You will own the design, operation, and performance of our file storage layer, supporting workloads that depend on low latency, high throughput, and predictable behavior. This is a hands-on role for someone who understands storage at the protocol and system level, not just from a dashboard.
If you think in terms of NFS semantics, metadata performance, failure domains, and throughput per node, this role is for you.
Responsibilities
Design, deploy, and operate NFS-based storage systems for production workloads
Own and operate VAST Data and WEKA clusters in production environments
Architect storage for high-throughput, low-latency shared file access
Tune and optimize NFS performance (mount options, client behavior, server-side tuning)

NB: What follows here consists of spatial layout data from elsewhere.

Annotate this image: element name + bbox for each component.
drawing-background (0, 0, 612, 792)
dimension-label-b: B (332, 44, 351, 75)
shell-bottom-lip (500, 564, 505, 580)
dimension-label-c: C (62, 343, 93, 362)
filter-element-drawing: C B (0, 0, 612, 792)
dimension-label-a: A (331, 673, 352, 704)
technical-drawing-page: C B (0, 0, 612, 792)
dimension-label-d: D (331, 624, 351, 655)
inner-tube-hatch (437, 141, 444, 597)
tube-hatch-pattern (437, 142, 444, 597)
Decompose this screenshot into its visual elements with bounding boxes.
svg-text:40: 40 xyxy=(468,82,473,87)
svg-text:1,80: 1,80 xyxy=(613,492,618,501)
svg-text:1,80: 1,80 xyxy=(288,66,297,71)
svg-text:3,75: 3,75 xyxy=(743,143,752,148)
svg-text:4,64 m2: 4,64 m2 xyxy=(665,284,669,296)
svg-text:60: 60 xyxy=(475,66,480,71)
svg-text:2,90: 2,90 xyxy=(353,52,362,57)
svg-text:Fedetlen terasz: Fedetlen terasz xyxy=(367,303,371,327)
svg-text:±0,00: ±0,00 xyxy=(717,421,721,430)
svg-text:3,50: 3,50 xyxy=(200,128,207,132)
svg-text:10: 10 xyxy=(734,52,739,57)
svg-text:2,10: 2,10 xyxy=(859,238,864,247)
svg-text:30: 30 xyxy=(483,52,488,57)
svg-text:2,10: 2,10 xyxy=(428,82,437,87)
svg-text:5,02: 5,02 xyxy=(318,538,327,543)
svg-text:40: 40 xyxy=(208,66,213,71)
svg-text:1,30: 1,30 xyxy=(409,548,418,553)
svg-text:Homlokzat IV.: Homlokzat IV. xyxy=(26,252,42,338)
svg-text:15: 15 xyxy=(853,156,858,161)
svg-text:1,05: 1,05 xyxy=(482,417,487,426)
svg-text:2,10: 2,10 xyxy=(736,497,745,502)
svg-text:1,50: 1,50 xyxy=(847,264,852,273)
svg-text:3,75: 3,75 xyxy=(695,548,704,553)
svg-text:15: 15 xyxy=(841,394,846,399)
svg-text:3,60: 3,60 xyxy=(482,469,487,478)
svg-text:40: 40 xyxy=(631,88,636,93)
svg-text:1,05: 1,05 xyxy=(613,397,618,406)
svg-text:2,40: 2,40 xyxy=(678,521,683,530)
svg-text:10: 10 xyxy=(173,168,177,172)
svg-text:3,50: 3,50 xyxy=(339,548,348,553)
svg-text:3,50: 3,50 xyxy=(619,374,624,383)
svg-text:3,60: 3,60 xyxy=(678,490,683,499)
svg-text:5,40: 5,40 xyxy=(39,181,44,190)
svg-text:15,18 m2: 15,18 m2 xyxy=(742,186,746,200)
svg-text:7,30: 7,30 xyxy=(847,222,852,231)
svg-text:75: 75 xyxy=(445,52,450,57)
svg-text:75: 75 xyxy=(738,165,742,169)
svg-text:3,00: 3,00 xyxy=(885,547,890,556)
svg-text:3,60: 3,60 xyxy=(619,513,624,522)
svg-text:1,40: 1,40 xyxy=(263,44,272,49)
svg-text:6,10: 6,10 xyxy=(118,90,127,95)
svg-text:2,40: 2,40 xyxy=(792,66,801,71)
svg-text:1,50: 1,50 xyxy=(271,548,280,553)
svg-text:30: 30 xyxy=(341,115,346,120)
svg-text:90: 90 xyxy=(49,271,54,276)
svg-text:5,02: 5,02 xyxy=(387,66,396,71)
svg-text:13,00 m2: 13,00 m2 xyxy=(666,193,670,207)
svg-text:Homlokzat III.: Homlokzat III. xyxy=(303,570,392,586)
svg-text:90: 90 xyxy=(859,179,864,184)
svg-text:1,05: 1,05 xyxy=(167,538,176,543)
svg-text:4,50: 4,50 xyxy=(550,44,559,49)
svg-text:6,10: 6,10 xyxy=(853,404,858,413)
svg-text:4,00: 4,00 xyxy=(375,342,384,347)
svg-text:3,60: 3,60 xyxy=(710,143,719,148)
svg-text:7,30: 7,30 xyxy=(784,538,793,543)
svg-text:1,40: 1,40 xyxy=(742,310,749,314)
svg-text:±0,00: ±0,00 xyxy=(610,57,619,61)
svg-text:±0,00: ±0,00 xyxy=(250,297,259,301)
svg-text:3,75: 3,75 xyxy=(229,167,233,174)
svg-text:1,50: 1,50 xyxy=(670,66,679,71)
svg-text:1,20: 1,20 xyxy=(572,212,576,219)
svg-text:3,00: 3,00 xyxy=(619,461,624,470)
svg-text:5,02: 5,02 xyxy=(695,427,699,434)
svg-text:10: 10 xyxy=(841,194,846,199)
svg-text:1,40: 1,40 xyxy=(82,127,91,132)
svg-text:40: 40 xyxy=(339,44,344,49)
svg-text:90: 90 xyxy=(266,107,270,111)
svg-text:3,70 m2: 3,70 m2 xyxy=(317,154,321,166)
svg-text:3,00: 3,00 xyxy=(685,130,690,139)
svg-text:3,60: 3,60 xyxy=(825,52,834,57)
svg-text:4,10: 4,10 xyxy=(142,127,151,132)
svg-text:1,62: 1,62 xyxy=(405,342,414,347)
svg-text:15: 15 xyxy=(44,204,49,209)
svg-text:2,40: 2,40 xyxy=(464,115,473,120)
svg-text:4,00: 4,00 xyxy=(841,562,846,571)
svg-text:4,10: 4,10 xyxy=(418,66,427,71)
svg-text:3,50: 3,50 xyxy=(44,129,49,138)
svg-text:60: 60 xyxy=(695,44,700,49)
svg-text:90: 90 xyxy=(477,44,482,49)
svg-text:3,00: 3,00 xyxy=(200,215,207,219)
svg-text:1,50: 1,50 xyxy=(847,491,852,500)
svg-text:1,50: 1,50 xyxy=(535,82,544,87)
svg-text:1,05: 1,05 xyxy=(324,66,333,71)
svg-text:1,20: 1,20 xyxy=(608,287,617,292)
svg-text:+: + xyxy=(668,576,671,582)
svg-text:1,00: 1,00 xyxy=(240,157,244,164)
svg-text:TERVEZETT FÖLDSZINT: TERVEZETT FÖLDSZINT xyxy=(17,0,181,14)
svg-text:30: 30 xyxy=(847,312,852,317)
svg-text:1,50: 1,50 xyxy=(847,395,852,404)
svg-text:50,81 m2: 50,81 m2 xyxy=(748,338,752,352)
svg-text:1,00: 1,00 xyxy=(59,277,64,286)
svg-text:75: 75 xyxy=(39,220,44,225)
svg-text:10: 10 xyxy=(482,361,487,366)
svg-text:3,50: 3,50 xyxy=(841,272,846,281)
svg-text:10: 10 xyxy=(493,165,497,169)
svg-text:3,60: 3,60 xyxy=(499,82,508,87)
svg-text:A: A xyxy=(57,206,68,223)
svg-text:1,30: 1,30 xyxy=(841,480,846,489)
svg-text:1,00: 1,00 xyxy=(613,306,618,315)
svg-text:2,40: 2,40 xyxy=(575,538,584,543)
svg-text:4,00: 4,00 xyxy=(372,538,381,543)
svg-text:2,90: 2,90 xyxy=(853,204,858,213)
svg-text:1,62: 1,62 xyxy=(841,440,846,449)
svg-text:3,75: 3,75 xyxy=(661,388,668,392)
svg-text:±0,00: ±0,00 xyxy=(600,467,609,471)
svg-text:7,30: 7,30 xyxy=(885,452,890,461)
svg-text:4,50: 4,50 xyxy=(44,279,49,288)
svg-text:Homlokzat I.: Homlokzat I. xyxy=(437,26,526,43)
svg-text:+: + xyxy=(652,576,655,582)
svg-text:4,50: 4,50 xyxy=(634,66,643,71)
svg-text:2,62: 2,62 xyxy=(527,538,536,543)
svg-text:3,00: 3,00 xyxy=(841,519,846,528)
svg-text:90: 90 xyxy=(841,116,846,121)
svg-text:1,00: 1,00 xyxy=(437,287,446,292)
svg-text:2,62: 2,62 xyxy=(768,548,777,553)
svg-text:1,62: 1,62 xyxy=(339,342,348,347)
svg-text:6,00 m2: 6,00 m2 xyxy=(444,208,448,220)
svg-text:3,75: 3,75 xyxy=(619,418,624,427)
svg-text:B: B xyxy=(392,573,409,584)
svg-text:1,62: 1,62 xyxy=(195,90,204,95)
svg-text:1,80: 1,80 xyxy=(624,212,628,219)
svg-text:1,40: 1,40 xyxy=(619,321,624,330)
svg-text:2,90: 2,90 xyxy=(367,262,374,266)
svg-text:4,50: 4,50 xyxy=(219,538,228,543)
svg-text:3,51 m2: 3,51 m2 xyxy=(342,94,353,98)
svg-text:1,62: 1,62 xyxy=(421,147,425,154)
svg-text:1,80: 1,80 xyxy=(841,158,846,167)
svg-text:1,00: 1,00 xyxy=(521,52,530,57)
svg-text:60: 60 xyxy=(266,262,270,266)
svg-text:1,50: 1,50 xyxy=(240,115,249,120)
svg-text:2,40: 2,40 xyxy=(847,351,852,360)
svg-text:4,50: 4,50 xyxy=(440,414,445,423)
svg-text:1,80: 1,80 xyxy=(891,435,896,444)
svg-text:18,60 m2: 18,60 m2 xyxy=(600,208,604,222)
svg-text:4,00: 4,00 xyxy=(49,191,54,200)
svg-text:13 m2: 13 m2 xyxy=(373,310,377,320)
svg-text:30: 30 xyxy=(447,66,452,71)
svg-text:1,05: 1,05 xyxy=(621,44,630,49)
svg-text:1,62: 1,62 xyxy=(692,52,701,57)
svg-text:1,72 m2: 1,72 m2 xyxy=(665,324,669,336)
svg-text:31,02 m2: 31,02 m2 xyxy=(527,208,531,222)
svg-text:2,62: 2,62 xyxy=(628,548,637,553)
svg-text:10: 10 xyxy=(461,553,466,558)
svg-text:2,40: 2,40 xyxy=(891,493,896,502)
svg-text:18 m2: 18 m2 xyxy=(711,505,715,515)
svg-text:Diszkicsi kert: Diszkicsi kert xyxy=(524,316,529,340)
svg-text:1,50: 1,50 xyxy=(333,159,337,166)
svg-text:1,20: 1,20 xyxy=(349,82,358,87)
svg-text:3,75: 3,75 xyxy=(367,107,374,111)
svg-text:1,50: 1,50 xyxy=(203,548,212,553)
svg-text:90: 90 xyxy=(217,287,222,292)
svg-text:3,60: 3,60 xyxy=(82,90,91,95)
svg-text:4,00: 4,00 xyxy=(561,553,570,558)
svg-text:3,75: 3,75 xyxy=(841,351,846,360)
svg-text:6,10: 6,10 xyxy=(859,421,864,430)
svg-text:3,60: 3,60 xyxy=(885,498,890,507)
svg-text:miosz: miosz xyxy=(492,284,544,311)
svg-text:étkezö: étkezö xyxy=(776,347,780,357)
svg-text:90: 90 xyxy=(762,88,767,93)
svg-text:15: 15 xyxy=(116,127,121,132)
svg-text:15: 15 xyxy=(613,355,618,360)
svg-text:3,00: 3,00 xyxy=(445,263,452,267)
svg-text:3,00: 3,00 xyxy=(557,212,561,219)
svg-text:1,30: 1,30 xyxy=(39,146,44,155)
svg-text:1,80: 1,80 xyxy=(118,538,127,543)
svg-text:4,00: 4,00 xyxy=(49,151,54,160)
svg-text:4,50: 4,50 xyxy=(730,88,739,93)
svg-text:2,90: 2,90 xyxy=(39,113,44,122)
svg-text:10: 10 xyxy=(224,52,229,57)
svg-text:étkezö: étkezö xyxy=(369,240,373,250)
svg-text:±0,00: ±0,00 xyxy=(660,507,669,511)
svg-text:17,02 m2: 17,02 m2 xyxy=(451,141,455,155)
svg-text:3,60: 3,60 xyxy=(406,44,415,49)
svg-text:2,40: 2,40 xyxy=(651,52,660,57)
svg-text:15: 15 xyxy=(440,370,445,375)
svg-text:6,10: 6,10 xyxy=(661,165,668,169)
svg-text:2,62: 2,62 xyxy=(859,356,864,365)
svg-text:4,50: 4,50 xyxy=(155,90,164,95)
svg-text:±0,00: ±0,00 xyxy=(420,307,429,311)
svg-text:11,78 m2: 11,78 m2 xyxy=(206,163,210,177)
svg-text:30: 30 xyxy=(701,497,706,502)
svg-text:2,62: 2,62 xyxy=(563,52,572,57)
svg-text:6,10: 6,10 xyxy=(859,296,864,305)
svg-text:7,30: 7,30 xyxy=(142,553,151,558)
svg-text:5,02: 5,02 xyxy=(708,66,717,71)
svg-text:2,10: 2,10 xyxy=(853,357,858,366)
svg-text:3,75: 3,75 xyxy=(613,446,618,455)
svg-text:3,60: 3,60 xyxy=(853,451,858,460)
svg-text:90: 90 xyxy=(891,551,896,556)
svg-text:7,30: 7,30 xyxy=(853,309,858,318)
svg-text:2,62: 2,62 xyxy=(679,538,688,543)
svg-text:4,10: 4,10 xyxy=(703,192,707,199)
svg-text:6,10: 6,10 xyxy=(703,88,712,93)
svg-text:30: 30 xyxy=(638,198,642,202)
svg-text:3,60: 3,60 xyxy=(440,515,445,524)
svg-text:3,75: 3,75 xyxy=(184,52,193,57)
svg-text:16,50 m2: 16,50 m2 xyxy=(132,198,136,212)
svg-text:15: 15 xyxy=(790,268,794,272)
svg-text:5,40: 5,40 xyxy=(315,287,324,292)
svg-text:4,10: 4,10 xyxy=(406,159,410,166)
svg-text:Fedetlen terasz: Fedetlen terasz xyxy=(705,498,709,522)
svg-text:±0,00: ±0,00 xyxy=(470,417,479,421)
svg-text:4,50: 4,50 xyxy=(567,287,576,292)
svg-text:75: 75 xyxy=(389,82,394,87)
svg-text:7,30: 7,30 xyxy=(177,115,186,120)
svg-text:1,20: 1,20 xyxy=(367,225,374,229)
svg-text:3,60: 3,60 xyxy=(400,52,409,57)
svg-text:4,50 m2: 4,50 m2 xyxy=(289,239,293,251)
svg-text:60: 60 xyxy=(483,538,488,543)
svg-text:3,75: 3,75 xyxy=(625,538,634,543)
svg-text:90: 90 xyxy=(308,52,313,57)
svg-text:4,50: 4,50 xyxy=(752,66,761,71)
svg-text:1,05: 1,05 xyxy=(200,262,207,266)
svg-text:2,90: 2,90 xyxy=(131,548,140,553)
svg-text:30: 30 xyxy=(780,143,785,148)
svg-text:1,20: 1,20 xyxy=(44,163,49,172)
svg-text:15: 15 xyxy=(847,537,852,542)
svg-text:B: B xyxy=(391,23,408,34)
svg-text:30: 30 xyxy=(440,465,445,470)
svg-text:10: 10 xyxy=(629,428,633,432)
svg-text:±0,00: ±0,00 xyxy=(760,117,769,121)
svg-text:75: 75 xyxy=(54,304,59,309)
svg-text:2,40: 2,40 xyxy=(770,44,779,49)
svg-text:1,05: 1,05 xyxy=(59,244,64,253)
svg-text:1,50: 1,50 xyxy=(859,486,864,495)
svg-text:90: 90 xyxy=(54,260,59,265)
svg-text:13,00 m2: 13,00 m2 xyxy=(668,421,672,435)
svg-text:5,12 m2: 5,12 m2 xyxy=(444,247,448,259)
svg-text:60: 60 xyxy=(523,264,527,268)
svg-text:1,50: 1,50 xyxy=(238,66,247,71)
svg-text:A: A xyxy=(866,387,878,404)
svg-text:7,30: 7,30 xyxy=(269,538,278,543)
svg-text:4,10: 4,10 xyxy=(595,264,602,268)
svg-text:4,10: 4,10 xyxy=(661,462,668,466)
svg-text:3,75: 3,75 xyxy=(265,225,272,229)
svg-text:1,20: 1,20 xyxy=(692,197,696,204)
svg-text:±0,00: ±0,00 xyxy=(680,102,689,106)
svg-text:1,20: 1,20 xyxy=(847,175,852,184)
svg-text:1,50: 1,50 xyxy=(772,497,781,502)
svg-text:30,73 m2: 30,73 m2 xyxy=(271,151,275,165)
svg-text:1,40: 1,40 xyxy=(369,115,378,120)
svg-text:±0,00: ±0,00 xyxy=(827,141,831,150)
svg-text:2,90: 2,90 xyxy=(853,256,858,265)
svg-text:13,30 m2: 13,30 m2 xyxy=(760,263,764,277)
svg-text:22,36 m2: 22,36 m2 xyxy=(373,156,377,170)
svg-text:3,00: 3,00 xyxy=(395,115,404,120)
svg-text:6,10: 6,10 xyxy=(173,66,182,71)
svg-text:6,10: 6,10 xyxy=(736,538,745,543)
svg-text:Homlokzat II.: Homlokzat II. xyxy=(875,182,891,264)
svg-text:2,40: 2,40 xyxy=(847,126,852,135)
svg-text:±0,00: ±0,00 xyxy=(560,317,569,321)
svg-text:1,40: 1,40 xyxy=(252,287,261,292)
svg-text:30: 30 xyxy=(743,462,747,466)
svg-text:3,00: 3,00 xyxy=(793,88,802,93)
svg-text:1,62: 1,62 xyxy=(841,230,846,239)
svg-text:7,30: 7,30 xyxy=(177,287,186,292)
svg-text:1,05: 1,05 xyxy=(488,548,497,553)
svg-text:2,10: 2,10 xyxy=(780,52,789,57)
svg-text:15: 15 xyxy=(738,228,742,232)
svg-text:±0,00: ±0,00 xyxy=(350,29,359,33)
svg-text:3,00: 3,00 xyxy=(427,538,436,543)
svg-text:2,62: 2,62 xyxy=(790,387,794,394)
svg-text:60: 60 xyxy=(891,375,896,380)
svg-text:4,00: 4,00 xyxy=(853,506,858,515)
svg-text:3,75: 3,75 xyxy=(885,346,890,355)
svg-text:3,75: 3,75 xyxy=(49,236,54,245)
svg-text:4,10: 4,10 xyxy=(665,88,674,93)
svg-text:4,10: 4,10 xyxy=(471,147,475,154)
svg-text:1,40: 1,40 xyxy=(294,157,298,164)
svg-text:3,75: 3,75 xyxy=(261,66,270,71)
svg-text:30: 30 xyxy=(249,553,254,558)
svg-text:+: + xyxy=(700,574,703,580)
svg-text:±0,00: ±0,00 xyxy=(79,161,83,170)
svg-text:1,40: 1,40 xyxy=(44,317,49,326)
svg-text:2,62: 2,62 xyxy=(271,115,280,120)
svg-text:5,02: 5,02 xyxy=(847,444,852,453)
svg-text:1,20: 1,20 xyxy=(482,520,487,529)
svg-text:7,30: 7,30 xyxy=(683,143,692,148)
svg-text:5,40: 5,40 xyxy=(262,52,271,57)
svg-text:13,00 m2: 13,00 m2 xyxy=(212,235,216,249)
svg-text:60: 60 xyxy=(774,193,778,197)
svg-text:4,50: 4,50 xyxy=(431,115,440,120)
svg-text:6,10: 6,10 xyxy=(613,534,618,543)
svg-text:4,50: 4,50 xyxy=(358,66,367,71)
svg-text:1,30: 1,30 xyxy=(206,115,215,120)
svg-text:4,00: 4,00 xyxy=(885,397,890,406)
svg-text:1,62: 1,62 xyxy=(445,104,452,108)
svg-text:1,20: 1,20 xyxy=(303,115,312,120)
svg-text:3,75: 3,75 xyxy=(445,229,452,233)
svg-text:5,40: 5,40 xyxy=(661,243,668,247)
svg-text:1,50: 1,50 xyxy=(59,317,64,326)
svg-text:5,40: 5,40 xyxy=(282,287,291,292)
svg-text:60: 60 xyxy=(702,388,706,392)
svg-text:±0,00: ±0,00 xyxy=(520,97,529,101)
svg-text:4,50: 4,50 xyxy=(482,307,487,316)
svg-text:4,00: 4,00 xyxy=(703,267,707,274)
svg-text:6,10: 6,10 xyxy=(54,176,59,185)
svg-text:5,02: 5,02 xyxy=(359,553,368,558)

Manage capacity planning, scaling, and rebalancing for VAST and WEKA systems
Diagnose and resolve storage performance issues (latency spikes, metadata bottlenecks, throughput drops)
Design and test failure and recovery scenarios (node failures, network issues, disk loss)
Lead upgrades, expansions, and maintenance with minimal or zero downtime
Partner with infrastructure and application teams to ensure workloads are well-matched to storage behavior
Document operational runbooks and establish best practices for shared file storage
You Are Obsessed With:
NFS that behaves predictably under load
Consistent latency and throughput at scale
Understanding exactly how storage fails — before it does
File systems that scale without becoming fragile
Making shared storage invisible to users because it just works
Required Experience
Strong hands-on experience with NFS in production environments
Direct experience operating VAST Data and/or WEKA systems
Deep understanding of distributed file systems and shared storage architectures
Strong knowledge of storage performance fundamentals (latency, throughput, metadata operations)
Experience troubleshooting complex storage and networking interactions
Solid Linux systems knowledge, especially around filesystem and I/O behavior
Ability to reason about failure domains, recovery paths, and data integrity
Preferred Experience
Experience supporting AI/ML, HPC, or data-intensive workloads
Familiarity with RDMA, high-speed networking, or NVMe-based storage
Kubernetes workloads backed by shared file system
Experience with multi-rack or multi-site storage deployments
Infrastructure-as-Code experience or automation experience
What We Bring
Mission driven company
Competitive Salary
Stock Options
100% paid Medical, Dental, and Vision insurance
Life and Voluntary Supplemental Insurance
Short Term Disability Insurance
Flexible Spending Account
401(k)
Flexible PTO
Paid Holidays
Parental Leave
Mental Health Benefits through Spring Health
We’re looking for resilient, adaptable people to join our team, people who believe in the mission and think at massive scale. The solutions that worked on a handful of devices will not work at Exascale. Be prepared to be pushed daily, to learn a lot, and literally build the future.
TensorWave is an equal opportunity employer, committed to fostering an inclusive and supportive workplace. All qualified applicants and candidates will receive consideration for employment without regard to race, color, religion, sex, disability, age, national origin, or veteran status.